— Пит, — начала она.
— Где бродила, куколка?
— А-а, будни собачьей няньки. Приходим, уходим, собираем дерьмо… — Она потерла набухающую шишку.
— Спасибо, достаточно. Довольно подробностей. Принесла? — спросил он, воровато оглядываясь.
. — На этот раз плата вперед? — Она взяла его руку, развернула ладонью вверх и шлепнула на нее коробку «Губере». — Я ненадолго. Побудь на стреме, ладно?
— Я не знаю, надолго ли он ушел, так что не торчи там целую вечность.
— Пожалуйста, умоляю, позвони, если он придет. Договорились?
— Постараюсь, но по утрам здесь очень людно. Она прошла с Сидом дальше, Пит крикнул ей вслед:
— Не обижайся на меня, если тебя застукают! Нина, не медля, шагнула в лифт.
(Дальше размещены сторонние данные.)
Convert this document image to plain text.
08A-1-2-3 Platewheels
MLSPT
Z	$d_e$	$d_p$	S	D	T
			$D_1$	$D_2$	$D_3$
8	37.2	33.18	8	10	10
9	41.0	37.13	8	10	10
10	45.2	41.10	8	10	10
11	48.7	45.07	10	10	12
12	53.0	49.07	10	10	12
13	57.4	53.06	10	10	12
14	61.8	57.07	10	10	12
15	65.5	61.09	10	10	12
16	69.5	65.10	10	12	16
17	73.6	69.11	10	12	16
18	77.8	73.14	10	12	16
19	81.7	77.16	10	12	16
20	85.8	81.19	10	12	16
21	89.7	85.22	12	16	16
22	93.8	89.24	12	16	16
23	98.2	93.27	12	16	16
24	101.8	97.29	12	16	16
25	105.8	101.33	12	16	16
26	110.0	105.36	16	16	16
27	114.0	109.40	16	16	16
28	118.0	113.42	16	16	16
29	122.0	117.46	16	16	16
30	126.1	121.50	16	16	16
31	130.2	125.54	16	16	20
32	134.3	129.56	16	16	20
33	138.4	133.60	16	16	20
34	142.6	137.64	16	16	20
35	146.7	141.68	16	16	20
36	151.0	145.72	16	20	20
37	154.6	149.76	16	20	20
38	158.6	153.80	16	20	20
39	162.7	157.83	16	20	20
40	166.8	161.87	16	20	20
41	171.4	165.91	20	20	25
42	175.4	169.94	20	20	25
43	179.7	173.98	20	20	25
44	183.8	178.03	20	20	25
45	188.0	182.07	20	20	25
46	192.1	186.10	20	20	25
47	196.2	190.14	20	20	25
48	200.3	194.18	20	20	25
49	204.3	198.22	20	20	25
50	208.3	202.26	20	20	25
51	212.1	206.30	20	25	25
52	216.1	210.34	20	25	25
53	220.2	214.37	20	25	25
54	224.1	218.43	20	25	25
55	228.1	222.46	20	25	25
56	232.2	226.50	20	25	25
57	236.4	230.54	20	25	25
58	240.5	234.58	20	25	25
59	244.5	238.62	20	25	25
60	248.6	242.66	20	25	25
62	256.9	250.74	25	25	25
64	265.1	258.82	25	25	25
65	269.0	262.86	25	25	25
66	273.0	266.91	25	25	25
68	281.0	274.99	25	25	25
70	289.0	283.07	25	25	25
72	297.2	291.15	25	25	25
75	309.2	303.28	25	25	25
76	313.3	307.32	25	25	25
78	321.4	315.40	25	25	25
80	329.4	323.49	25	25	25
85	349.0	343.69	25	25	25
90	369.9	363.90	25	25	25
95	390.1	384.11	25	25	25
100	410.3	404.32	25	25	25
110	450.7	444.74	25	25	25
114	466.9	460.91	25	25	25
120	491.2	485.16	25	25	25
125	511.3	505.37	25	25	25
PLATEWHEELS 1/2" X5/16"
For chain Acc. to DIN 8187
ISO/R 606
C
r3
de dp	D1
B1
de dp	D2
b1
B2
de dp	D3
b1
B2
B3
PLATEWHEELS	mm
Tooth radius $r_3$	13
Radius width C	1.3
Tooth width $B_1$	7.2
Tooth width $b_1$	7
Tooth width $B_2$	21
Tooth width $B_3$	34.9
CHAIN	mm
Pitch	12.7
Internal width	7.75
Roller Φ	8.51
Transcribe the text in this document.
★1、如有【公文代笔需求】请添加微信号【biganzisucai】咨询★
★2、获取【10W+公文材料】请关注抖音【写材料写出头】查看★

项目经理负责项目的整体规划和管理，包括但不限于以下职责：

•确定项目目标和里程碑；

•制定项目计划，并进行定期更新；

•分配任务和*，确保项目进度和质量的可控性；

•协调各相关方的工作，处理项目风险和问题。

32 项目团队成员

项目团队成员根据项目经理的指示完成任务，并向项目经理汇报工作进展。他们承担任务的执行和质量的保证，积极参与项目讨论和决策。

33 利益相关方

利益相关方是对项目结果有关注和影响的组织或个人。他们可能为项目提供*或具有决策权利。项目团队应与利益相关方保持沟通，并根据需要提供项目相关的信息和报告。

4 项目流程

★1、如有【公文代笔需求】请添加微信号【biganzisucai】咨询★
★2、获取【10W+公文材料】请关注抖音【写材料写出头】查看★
Билли поднялся на крыльцо миссис Чэндлер. Обернулся, осмотрел улицу. Что задень? Дождь, жара, сырость и Нина. Что-то — может, то, как он заехал ей ногой по голове, да, наверняка именно это — заставляло его тревожиться о ней. Он вздохнул. Ряд кирпичных домов на этой узкой улочке, цветы на окнах, цветы вокруг деревьев, что росли через каждые двадцать футов вдоль дороги, — все это вызывало странное чувство, будто в его жизни недостает чего-то существенного. Чего-то очень важного. Не дома, вообще не вещей, но желания иметь дом, ощущения, что для него это возможно. «Забудь! — скомандовал он себе. — Смирись!»
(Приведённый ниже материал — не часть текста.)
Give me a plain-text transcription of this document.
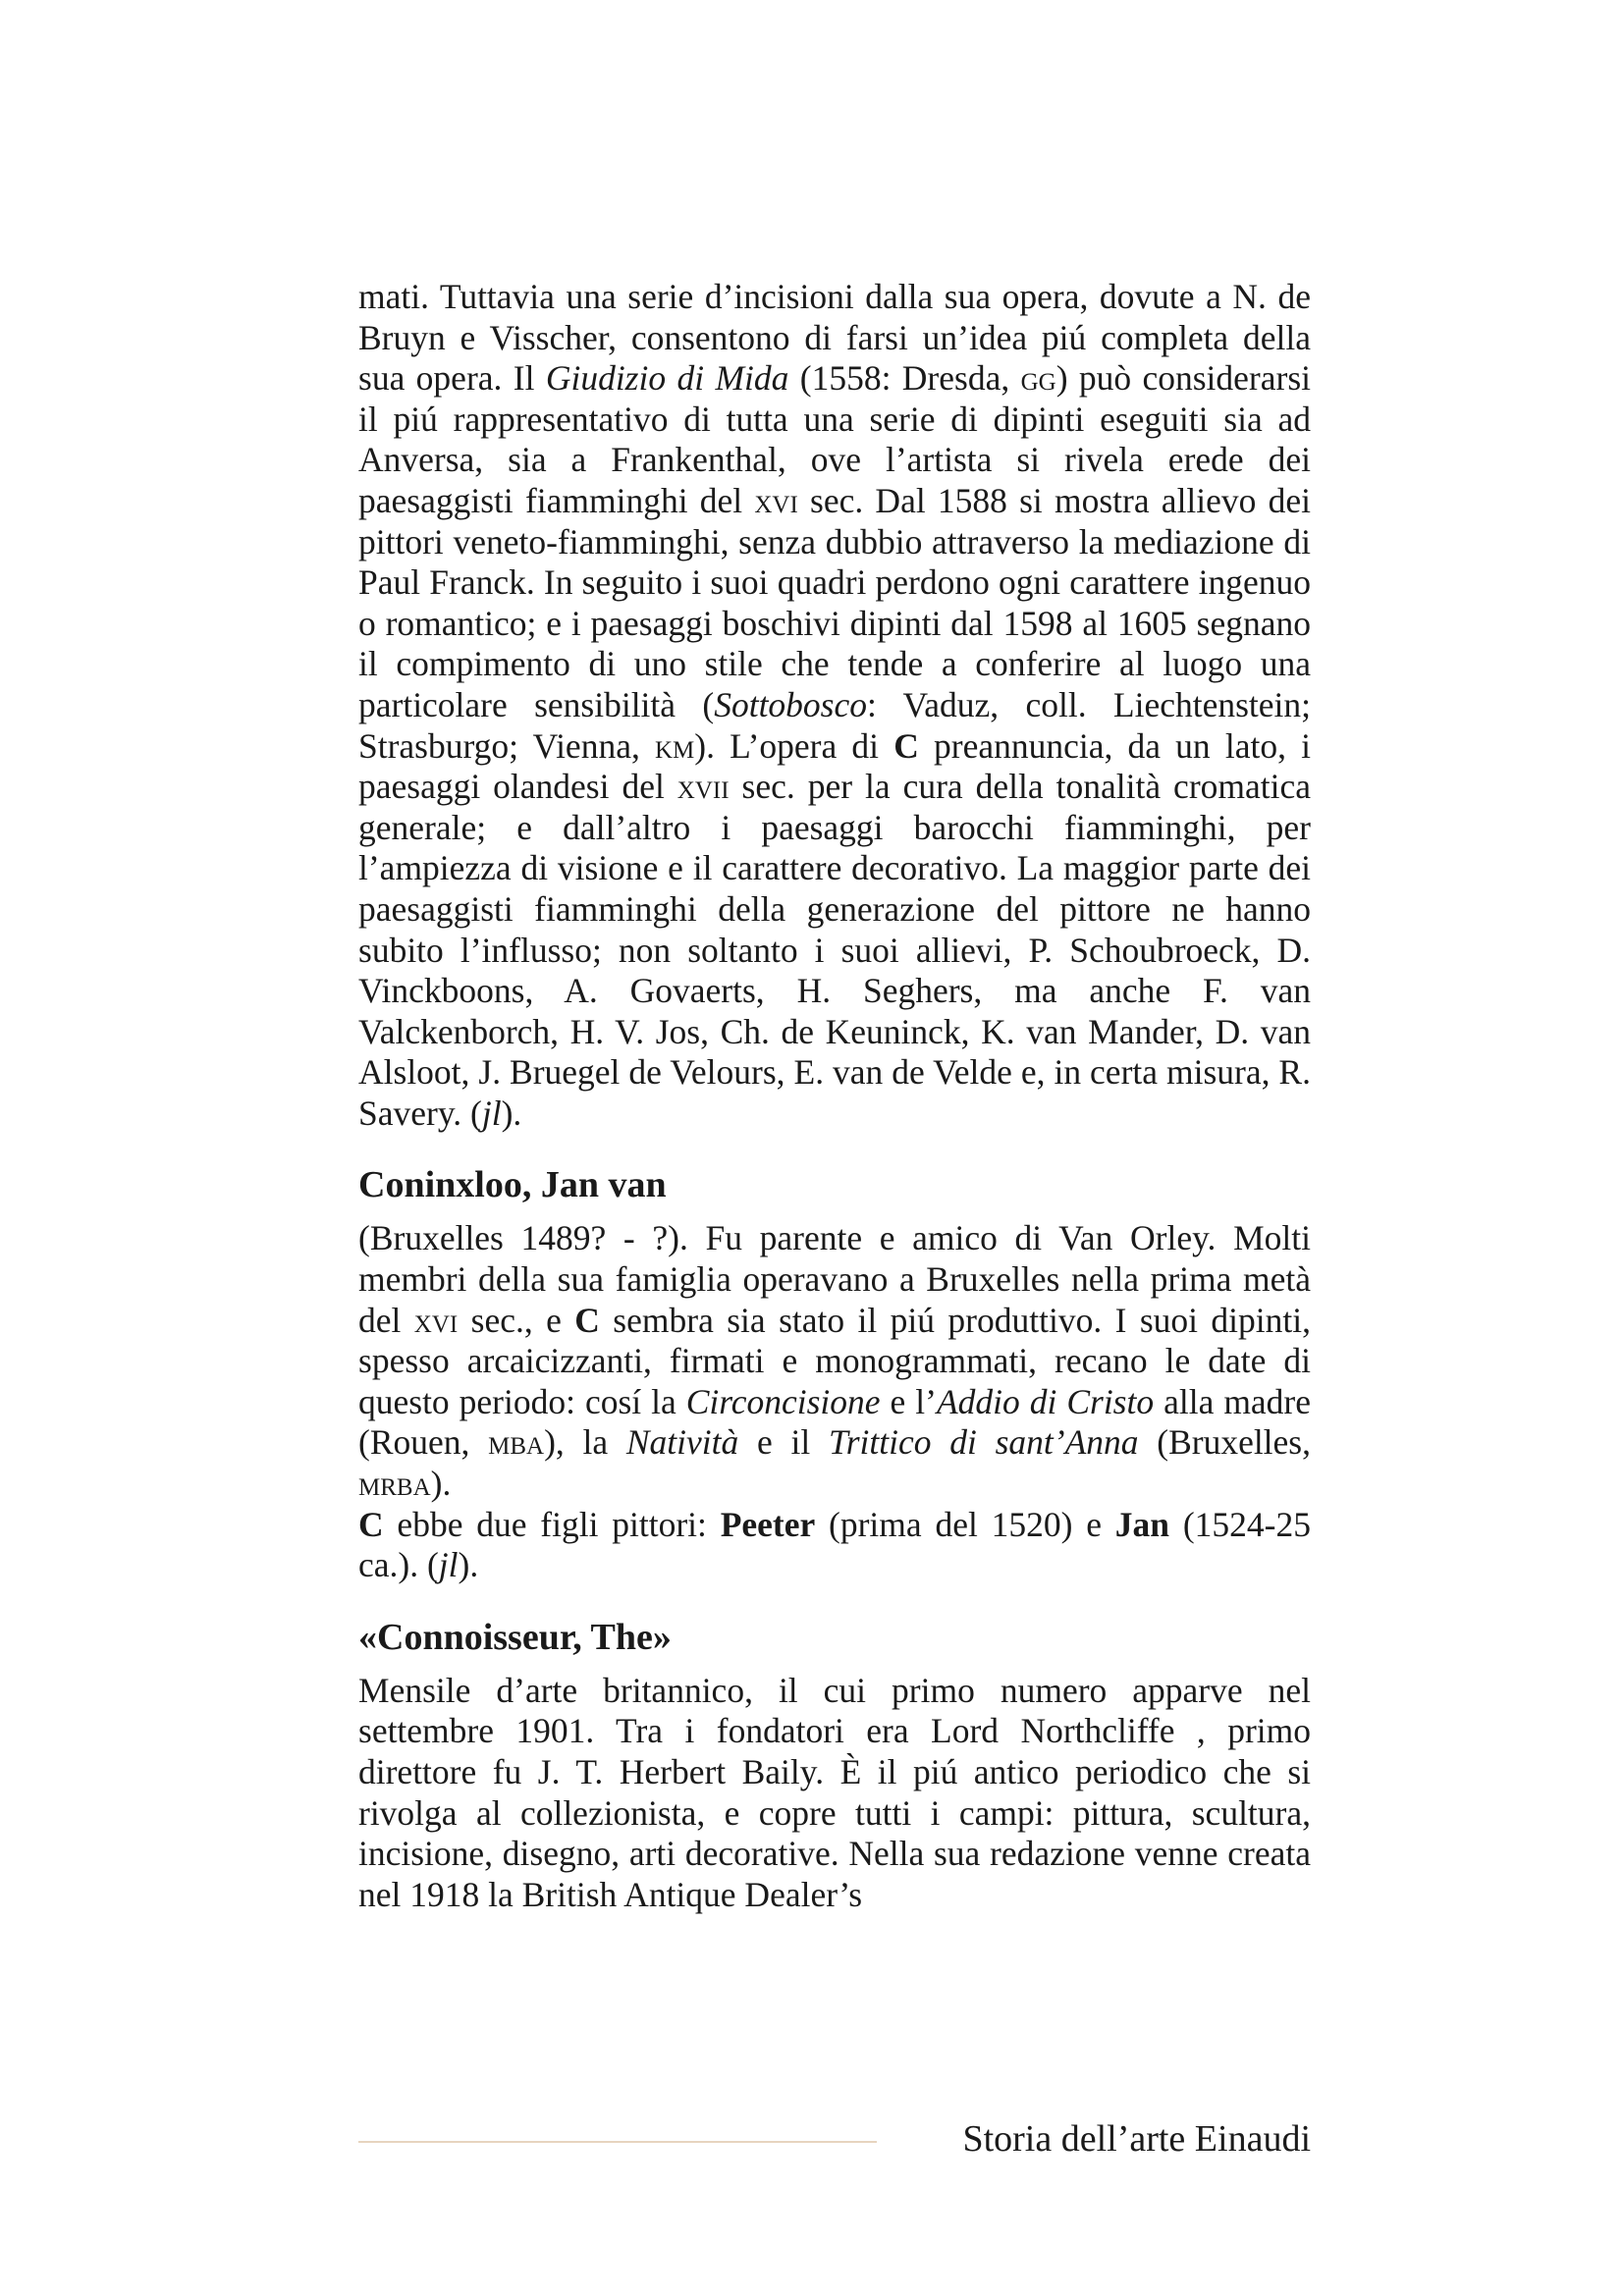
mati. Tuttavia una serie d’incisioni dalla sua opera, dovute a N. de Bruyn e Visscher, consentono di farsi un’idea piú completa della sua opera. Il Giudizio di Mida (1558: Dresda, gg) può considerarsi il piú rappresentativo di tutta una serie di dipinti eseguiti sia ad Anversa, sia a Frankenthal, ove l’artista si rivela erede dei paesaggisti fiamminghi del xvi sec. Dal 1588 si mostra allievo dei pittori veneto-fiamminghi, senza dubbio attraverso la mediazione di Paul Franck. In seguito i suoi quadri perdono ogni carattere ingenuo o romantico; e i paesaggi boschivi dipinti dal 1598 al 1605 segnano il compimento di uno stile che tende a conferire al luogo una particolare sensibilità (Sottobosco: Vaduz, coll. Liechtenstein; Strasburgo; Vienna, km). L’opera di C preannuncia, da un lato, i paesaggi olandesi del xvii sec. per la cura della tonalità cromatica generale; e dall’altro i paesaggi barocchi fiamminghi, per l’ampiezza di visione e il carattere decorativo. La maggior parte dei paesaggisti fiamminghi della generazione del pittore ne hanno subito l’influsso; non soltanto i suoi allievi, P. Schoubroeck, D. Vinckboons, A. Govaerts, H. Seghers, ma anche F. van Valckenborch, H. V. Jos, Ch. de Keuninck, K. van Mander, D. van Alsloot, J. Bruegel de Velours, E. van de Velde e, in certa misura, R. Savery. (jl).

Coninxloo, Jan van

(Bruxelles 1489? - ?). Fu parente e amico di Van Orley. Molti membri della sua famiglia operavano a Bruxelles nella prima metà del xvi sec., e C sembra sia stato il piú produttivo. I suoi dipinti, spesso arcaicizzanti, firmati e monogrammati, recano le date di questo periodo: cosí la Circoncisione e l’Addio di Cristo alla madre (Rouen, mba), la Natività e il Trittico di sant’Anna (Bruxelles, mrba).

C ebbe due figli pittori: Peeter (prima del 1520) e Jan (1524-25 ca.). (jl).

«Connoisseur, The»

Mensile d’arte britannico, il cui primo numero apparve nel settembre 1901. Tra i fondatori era Lord Northcliffe , primo direttore fu J. T. Herbert Baily. È il piú antico periodico che si rivolga al collezionista, e copre tutti i campi: pittura, scultura, incisione, disegno, arti decorative. Nella sua redazione venne creata nel 1918 la British Antique Dealer’s

Storia dell’arte Einaudi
И позвонил в дверь миссис Чэндлер.
Нина позвонила в дверь Дэниела. Она только что столкнулась с ним на улице, видела, как он пошел к миссис Чэндлер, говорила о нем с Питом, выяснила, что его никак не может быть дома. Но, учитывая события последних дней, ни в чем нельзя быть уверенной.
Разумеется, никто не ответил, поэтому она открыла дверь своим ключом и вошла, спуская Сида с поводка. Он метнулся к миске с водой, как утка к пруду.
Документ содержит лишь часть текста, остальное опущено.